Summary & Overview
Gastrointestinal Obstruction with CC: Inpatient Reimbursement Overview
DRG 389 addresses inpatient admissions for gastrointestinal obstruction with a Complication or Comorbidity and includes conditions such as mechanical obstruction and paralytic ileus that increase clinical complexity. It matters for inpatient reimbursement because the Complication or Comorbidity status raises resource use and affects payment under the Medicare inpatient prospective payment framework.
DRG 389 Overview
DRG 389 covers inpatient stays for patients treated for gastrointestinal obstruction when a Complication or Comorbidity is present. Typical clinical issues include mechanical bowel obstruction, paralytic ileus, and related metabolic or infectious complications that require inpatient management. This Diagnosis-Related Group matters for Medicare payment because the presence of a Complication or Comorbidity adjusts relative resource intensity and influences reimbursement under the inpatient prospective payment system. Accurate clinical documentation and coding drive correct assignment to this Diagnosis-Related Group and its payment implications.
National Payment Rates
Across payers the observed rate range spans roughly from $370 up to $31K, with payer medians generally between about $7.7K and $14K; the widest spread appears in the Anthem dataset (min $390 to max $31K). See the table and chart below for payer-level distributions and interquartile ranges. Payer comparisons include Blue Cross Blue Shield, Aetna, Anthem, and Cigna.
The CMS 2023 figures are national Medicare fee-for-service inpatient payments reported under the CMS Provider Utilization and Payment Data program. The table below shows average total payment ($7.6k), average submitted covered charges ($37.2k), average Medicare payment amount ($5.6k), and total discharges (37.6k), reflecting national aggregates for Medicare FFS inpatient claims.
State Payment Rates
State: Alaska1 / 49
Alaska Benchmarks
Across payers in Alaska for DRG 389, mean rates range from $12K to $19K, with Cigna showing the highest mean and the widest range (up to $32K) while Anthem and Blue Cross Blue Shield sit at the low end with flat $12K means. This distribution represents a noteworthy upward deviation versus national median levels for comparable payers, particularly for Cigna. See the table and chart below for payer-level details.
Key Insights for Alaska
- Highest payer: Cigna (mean $19K, max $32K); Lowest payer: Anthem and Blue Cross Blue Shield (mean $12K).
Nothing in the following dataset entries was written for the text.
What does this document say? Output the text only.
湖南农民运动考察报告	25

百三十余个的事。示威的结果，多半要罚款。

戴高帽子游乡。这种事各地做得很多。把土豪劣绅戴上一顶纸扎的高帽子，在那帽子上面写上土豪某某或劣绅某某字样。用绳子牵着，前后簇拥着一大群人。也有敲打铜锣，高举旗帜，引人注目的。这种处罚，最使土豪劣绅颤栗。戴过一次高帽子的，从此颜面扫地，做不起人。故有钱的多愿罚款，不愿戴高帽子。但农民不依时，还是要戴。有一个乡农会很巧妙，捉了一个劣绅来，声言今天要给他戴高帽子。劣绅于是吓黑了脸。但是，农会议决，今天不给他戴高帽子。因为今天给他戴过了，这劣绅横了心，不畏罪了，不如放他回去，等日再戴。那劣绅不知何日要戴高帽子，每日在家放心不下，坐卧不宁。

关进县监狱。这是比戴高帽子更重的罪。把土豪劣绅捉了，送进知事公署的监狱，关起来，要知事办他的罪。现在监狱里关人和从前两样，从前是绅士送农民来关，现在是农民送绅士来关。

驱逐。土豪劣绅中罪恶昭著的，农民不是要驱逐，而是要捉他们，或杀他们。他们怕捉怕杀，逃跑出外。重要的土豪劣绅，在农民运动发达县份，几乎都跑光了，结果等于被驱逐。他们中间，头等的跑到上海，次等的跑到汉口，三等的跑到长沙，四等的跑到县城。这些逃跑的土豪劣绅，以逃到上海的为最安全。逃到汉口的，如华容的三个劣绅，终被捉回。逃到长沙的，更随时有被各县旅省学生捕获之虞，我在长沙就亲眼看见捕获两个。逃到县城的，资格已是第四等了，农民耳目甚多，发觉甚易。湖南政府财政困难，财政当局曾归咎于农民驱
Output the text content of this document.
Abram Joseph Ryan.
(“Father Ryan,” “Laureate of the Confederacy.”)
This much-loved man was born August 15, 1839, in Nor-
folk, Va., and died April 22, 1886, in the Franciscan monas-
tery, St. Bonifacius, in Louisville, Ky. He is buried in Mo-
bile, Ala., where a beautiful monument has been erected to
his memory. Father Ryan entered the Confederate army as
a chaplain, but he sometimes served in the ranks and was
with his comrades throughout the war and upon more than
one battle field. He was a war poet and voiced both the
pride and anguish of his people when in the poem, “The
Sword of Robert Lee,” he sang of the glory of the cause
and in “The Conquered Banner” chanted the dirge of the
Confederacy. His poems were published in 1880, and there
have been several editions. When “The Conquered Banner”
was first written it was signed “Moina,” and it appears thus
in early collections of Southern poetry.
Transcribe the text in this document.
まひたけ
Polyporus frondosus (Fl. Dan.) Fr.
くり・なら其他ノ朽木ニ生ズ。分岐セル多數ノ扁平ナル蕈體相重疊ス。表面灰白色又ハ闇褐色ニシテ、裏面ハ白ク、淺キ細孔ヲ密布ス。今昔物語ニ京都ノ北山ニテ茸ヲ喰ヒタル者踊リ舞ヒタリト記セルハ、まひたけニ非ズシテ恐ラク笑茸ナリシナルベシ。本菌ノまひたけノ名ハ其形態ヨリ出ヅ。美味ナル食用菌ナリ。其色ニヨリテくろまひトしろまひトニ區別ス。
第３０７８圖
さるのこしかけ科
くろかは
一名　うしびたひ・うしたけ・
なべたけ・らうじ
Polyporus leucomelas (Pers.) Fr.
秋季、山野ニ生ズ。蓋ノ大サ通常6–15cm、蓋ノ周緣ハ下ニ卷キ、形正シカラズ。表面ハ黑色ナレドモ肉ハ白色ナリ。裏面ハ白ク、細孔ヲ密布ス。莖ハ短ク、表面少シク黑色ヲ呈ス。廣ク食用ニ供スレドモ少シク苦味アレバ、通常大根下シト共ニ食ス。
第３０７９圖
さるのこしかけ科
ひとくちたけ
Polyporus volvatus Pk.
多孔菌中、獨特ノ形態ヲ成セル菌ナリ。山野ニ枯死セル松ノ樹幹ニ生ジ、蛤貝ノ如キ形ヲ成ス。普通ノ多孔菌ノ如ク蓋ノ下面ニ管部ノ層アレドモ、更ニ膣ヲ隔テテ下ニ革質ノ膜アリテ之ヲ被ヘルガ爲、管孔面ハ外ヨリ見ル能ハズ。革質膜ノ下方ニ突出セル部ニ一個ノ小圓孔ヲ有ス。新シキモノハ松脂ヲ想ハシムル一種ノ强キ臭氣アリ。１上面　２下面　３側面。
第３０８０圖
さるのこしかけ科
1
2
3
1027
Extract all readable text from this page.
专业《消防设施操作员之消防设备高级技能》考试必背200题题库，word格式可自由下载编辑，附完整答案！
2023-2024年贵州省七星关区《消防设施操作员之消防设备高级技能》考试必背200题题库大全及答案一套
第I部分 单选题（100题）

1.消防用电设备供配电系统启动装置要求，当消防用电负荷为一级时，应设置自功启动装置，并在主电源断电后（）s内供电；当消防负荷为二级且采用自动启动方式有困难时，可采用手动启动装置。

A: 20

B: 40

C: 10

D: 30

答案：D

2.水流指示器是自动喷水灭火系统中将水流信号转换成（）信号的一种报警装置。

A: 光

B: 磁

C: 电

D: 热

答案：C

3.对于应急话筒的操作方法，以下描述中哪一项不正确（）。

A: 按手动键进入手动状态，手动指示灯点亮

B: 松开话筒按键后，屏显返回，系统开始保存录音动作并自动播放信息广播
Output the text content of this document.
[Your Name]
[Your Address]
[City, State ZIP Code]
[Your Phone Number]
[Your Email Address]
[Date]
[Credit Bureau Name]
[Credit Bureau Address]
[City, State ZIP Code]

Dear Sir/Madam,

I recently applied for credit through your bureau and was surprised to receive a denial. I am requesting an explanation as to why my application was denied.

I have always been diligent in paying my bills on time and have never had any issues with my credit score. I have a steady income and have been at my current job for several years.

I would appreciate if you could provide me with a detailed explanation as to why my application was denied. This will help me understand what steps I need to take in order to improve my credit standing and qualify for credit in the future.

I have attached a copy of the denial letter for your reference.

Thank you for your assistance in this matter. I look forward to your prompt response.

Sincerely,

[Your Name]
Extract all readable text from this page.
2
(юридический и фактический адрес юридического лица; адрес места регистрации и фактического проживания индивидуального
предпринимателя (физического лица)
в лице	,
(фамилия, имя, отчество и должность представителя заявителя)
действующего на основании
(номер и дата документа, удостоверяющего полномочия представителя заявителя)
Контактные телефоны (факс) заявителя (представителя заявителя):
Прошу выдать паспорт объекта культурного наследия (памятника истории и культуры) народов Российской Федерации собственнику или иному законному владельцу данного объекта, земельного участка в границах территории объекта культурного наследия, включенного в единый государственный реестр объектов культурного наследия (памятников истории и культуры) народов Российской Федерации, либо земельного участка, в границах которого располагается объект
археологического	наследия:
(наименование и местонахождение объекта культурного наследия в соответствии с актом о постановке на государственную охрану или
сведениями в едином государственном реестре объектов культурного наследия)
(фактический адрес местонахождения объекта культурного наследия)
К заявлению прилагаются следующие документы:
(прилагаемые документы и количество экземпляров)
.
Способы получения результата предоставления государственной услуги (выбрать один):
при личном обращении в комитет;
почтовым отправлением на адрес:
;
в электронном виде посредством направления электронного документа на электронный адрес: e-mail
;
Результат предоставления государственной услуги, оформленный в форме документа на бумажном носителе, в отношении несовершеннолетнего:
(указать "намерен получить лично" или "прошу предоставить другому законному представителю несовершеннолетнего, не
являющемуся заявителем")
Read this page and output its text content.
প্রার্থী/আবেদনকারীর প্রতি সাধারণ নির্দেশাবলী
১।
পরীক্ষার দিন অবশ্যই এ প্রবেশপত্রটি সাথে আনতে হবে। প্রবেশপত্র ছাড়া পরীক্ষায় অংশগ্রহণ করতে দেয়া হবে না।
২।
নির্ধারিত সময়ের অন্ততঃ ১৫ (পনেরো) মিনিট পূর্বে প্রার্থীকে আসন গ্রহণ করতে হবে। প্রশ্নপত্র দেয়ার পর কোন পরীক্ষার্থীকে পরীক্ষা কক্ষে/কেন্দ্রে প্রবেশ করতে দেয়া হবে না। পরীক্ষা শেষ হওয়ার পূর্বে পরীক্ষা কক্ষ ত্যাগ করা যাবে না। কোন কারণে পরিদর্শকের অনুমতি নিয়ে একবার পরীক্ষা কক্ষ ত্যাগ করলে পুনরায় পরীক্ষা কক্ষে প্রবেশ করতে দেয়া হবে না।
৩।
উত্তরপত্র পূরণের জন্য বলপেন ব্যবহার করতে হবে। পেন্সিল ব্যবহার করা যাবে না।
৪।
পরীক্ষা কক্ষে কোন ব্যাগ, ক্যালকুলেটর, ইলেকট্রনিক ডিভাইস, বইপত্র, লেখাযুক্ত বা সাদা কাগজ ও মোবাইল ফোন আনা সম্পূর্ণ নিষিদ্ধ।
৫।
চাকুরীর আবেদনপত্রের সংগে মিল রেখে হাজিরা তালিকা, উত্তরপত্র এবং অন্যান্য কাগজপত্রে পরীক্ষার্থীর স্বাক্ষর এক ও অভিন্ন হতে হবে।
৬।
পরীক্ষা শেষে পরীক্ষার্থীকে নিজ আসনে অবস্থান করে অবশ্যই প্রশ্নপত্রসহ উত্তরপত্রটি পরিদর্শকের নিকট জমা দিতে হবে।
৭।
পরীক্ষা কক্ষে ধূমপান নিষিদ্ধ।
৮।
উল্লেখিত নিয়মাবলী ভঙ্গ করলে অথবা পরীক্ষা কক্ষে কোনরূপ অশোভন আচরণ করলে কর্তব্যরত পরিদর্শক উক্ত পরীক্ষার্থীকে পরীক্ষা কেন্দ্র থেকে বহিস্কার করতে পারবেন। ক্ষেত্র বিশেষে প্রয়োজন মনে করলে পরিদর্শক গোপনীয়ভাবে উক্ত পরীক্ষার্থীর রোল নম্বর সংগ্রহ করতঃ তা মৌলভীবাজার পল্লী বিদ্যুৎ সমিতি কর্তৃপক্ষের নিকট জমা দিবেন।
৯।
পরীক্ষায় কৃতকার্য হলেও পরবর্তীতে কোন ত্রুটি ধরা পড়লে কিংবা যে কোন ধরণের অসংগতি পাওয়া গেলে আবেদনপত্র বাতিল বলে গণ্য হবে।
- Alaska’s mean rates skew higher than national medians for the listed payers, with Cigna notably exceeding national Cigna benchmarks and exhibiting a wide spread up to $32K.
Clinical Trials
- Acute procedural intervention trials: Studies evaluating timing, technique, and perioperative management of urgent endoscopic or surgical procedures for hospitalized patients with mechanical or functional gastrointestinal obstruction. These trials typically enroll adult inpatients presenting with obstructive symptoms due to adhesions, hernias, tumors, volvulus, or ileus and compare immediate endoscopic decompression versus early operative repair, or variations in minimally invasive versus open approaches. Findings are directly relevant to providers and payers because they inform resource utilization, complication rates, length of stay, and intensity of inpatient care associated with DRG 389 admissions.
- Comparative effectiveness studies of nonoperative management strategies: Research comparing conservative inpatient treatments — such as bowel rest, nasogastric decompression, intravenous fluid/electrolyte protocols, and use of prokinetic or antiemetic agents — across different patient subgroups (for example elderly, immunocompromised, or those with partial obstruction). These studies focus on which patient characteristics predict successful nonoperative resolution versus need for escalation to procedural intervention, helping clinicians triage care and helping payers predict costs and avoidable procedures. Results help refine clinical pathways that can reduce complications, readmissions, and variation in reimbursement-intensive services within this DRG.
- Post-discharge outcomes and readmission prevention studies: Cohort and interventional studies assessing discharge readiness, outpatient follow-up models, nutrition support (including timing of enteral feeding), and rehabilitation to prevent readmission and late complications among patients who were hospitalized with gastrointestinal obstruction and had a CC. These investigations target risk factors for 30- and 90-day readmission, long-term functional recovery, and transitions of care, providing evidence for post-acute care planning and bundled-payment strategies that affect total cost of care and quality metrics for providers and payers managing DRG 389 cases.